Students at Manassas City Public Schools are returning to the classroom for the first time since March.

Special Education students returned to the classroom on November 4. In December, the city School Board is set to vote on when to return the remainder of the school division’s nearly 8,000 students to the classroom, up to three days per week.

However, some students may return to find a key element of the classroom experience missing: A teacher at the front of the classroom.

During a special meeting of the City School Board on November 11, Dr. Melissa Saunders, director of the student achievement at the city school division, said some teachers might opt to remain at home and teach virtually. Those teachers would be given the option to work remotely.

“We don’t speak for other divisions, but as for [Manassas City Public Schools], we do not know how many teachers [the return to in-person learning plan] will impact yet, as they will need to go through the process of obtaining documentation for their doctor,” said schools spokeswoman Al Raford penned in an email to PLN. “The goal is to keep consistency for students. If a teacher has the proper documentation for teleworking, and we can find coverage for the classroom, we will explore this idea.” 

A classroom monitor would sit with children while teachers provided virtual instructions from home. It would be a newly created position within the school division, which has yet to be advertised on the school division’s employment website, Radford added.

Many will have students in their classroom and children who are participating in the discussion at home for teachers who do return to teach in person. The in-person teacher will use a computer monitor and a microphone to see and interact with the at-home students.

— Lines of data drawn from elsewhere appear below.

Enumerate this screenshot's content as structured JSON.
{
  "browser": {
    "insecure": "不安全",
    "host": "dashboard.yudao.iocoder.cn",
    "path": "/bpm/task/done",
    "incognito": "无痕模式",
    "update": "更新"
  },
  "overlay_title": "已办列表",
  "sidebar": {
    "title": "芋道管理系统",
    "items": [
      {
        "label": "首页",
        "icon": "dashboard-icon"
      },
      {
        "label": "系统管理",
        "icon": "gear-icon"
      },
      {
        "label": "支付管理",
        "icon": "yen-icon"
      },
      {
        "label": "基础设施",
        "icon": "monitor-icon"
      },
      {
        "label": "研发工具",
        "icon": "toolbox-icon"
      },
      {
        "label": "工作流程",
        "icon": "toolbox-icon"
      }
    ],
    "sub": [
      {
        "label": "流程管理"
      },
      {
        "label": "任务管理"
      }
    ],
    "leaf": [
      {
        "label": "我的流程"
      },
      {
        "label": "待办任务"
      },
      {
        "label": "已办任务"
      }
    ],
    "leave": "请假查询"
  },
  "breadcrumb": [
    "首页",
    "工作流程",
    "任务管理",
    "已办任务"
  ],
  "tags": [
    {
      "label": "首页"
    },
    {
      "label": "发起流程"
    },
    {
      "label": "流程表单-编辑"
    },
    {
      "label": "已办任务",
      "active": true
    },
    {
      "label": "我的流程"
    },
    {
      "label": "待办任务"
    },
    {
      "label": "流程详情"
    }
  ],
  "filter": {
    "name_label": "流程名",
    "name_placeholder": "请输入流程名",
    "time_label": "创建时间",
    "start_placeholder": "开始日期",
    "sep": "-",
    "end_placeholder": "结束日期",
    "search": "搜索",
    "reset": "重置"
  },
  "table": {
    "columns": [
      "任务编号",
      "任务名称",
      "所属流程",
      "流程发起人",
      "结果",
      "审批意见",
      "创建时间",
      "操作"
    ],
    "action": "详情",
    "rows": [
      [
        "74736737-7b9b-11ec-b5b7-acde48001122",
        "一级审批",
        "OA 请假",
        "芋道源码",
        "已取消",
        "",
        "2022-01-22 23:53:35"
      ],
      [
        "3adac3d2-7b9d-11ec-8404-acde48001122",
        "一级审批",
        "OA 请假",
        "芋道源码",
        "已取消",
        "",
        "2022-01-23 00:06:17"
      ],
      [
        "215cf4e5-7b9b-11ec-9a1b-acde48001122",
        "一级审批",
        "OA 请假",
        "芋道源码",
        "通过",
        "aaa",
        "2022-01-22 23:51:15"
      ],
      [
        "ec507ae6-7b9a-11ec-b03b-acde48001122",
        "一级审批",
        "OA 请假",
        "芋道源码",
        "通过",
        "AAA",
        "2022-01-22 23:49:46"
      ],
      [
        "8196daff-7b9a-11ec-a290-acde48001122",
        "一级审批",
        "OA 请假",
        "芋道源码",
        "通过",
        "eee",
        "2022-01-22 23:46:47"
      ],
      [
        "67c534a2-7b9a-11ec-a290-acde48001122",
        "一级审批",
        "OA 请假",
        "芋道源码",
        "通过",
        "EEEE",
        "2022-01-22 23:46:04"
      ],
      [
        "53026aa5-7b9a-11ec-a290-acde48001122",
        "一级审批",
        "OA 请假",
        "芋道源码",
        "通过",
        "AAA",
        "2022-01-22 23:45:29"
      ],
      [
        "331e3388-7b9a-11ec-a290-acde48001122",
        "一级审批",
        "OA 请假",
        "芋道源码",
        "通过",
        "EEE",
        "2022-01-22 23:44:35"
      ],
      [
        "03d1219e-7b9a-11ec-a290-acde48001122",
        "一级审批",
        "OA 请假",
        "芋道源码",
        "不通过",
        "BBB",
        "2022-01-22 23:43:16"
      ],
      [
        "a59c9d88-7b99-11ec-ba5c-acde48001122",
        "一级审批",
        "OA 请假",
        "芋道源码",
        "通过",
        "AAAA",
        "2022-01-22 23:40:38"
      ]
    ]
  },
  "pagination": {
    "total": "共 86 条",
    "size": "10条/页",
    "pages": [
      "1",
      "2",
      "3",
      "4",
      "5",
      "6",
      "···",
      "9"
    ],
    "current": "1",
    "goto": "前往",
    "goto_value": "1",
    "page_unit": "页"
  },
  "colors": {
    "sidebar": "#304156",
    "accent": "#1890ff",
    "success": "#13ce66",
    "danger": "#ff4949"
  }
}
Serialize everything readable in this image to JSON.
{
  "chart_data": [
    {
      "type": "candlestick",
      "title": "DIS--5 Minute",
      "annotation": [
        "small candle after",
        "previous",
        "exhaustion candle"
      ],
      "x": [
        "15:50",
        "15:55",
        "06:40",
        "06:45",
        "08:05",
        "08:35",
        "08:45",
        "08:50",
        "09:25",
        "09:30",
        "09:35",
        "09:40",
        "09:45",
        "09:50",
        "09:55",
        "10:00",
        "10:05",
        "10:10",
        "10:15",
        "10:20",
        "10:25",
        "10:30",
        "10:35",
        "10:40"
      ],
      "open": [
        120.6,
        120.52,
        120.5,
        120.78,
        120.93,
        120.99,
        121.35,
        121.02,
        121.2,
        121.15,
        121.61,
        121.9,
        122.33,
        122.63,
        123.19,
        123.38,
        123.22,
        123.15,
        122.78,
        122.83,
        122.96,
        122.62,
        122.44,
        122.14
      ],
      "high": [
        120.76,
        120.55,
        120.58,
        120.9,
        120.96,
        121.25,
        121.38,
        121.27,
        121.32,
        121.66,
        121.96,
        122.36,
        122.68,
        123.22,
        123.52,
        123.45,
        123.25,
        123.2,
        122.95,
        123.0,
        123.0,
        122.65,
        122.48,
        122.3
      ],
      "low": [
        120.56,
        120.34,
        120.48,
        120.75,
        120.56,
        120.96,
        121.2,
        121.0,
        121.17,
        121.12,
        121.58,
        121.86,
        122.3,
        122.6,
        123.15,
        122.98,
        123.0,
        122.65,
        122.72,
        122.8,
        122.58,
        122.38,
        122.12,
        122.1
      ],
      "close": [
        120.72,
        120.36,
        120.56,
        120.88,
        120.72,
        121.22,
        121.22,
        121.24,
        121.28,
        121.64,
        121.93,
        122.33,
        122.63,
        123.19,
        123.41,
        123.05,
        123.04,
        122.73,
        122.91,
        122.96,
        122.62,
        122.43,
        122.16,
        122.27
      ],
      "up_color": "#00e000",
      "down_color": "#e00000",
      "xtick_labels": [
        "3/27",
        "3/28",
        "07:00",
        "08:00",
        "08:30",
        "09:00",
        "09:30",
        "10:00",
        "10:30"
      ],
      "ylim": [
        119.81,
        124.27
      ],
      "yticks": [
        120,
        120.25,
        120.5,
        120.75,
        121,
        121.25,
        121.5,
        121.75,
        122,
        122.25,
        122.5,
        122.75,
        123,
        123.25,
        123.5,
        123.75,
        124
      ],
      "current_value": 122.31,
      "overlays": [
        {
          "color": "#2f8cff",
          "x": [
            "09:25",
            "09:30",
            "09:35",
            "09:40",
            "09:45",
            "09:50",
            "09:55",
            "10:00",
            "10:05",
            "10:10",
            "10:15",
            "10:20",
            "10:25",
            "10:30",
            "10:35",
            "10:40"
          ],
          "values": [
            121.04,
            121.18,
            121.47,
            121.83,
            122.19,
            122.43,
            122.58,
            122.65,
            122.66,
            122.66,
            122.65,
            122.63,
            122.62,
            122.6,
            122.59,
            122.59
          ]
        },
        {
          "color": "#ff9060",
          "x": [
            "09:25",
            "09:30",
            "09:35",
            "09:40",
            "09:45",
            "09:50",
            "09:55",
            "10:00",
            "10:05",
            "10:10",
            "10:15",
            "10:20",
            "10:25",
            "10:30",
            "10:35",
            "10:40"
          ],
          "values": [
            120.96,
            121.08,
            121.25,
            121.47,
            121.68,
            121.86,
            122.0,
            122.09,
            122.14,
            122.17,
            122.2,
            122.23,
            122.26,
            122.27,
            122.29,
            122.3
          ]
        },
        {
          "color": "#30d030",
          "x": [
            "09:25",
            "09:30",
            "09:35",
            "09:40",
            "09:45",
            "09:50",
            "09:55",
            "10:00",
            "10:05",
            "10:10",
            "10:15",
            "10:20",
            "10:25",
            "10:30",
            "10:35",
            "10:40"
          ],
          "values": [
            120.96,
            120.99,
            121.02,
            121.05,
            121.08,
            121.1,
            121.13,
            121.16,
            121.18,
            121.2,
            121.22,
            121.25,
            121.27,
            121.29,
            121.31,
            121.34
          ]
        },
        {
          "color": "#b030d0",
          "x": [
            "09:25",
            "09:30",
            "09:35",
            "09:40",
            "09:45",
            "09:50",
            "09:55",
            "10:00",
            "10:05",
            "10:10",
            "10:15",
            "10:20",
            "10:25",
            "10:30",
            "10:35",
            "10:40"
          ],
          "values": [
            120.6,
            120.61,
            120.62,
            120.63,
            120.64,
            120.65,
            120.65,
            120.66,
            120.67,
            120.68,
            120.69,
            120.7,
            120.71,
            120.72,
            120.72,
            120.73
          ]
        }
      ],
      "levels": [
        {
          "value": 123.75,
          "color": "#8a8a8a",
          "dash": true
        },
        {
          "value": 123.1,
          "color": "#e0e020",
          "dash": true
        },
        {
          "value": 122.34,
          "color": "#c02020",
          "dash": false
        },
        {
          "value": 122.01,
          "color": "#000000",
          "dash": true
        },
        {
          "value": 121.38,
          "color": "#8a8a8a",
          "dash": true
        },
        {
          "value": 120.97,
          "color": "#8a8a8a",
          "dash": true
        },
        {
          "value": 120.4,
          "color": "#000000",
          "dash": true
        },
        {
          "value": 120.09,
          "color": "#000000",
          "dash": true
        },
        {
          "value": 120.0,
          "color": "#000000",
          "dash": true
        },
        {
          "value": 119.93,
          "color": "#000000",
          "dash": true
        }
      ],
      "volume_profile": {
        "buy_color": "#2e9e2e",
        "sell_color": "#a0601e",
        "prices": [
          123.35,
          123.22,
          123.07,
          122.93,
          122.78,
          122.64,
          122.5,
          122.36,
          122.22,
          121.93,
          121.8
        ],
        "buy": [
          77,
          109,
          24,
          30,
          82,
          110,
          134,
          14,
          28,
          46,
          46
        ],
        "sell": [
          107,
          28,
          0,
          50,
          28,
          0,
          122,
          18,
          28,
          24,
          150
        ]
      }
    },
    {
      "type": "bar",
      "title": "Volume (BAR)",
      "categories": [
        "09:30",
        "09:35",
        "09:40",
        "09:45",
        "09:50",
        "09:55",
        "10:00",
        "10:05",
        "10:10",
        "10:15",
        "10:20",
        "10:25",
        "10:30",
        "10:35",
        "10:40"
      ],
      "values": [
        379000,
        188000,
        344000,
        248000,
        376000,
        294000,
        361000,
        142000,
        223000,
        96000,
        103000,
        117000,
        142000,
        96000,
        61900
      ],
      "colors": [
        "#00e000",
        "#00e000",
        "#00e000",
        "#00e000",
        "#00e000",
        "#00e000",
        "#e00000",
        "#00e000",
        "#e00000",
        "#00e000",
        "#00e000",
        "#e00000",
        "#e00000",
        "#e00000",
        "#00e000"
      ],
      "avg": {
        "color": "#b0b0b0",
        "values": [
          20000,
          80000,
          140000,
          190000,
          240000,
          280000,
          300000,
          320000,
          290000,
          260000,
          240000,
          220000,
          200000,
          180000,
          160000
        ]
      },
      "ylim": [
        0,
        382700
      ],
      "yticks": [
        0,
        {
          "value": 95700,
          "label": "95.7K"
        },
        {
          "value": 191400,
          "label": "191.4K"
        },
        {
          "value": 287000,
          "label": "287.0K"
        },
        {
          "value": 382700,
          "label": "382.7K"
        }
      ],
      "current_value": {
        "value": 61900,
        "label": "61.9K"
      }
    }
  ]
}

The school division planned to send a survey to parents on November 16, asking whether they wanted their children back in the classroom for in-person learning.

A similar survey was sent to parents over the summer, and the majority of respondents opted to send their children back to the classroom. Only 31% of respondents said they would opt to keep their child at home, while 49% of teachers surveyed said they were comfortable returning to the classroom.

The school system started classes on August 31, with all students learning from laptops at home.

If the city School Board in December selects a date for students to return to the classroom, students will continue to be on their own, from home, for “asynchronous” learning on Mondays and alternate in-person days Tuesday through Friday.

Pre-kindergarten through first-grade students will be the first to go back.  Two to three weeks later, grades two through four will return, followed by the remaining grade levels three weeks afterward.

All teachers are slated to return to the classroom three days before the start of school to familiarize themselves with the new technology set up in the classroom, as many will be teaching students sitting in desks in the classroom, as well as students who are learning from home, at the same time.

One thought on “Monitors, not teachers, could oversee in-person learning in some Manassas classrooms

  1. If you cannot do your job, and in person (which is what your job is), time to find a new career. Perhaps a private school will hire them? Prob not, as private schools have been teaching in person. These are public employees. NEA needs to do what they tell everyone else to do: just wash your hands, wear a mask and social distance and all is good. That’s been their party line for a while. If everyone else can come into work…so can teachers. Classroom prob safer than a Walmart where we all go (and I’ve seen teachers there). Enough is enough, election is over.

    Our good teachers need to stand up and say they’re “tired of being held hostage” by the NEA and their local affiliates.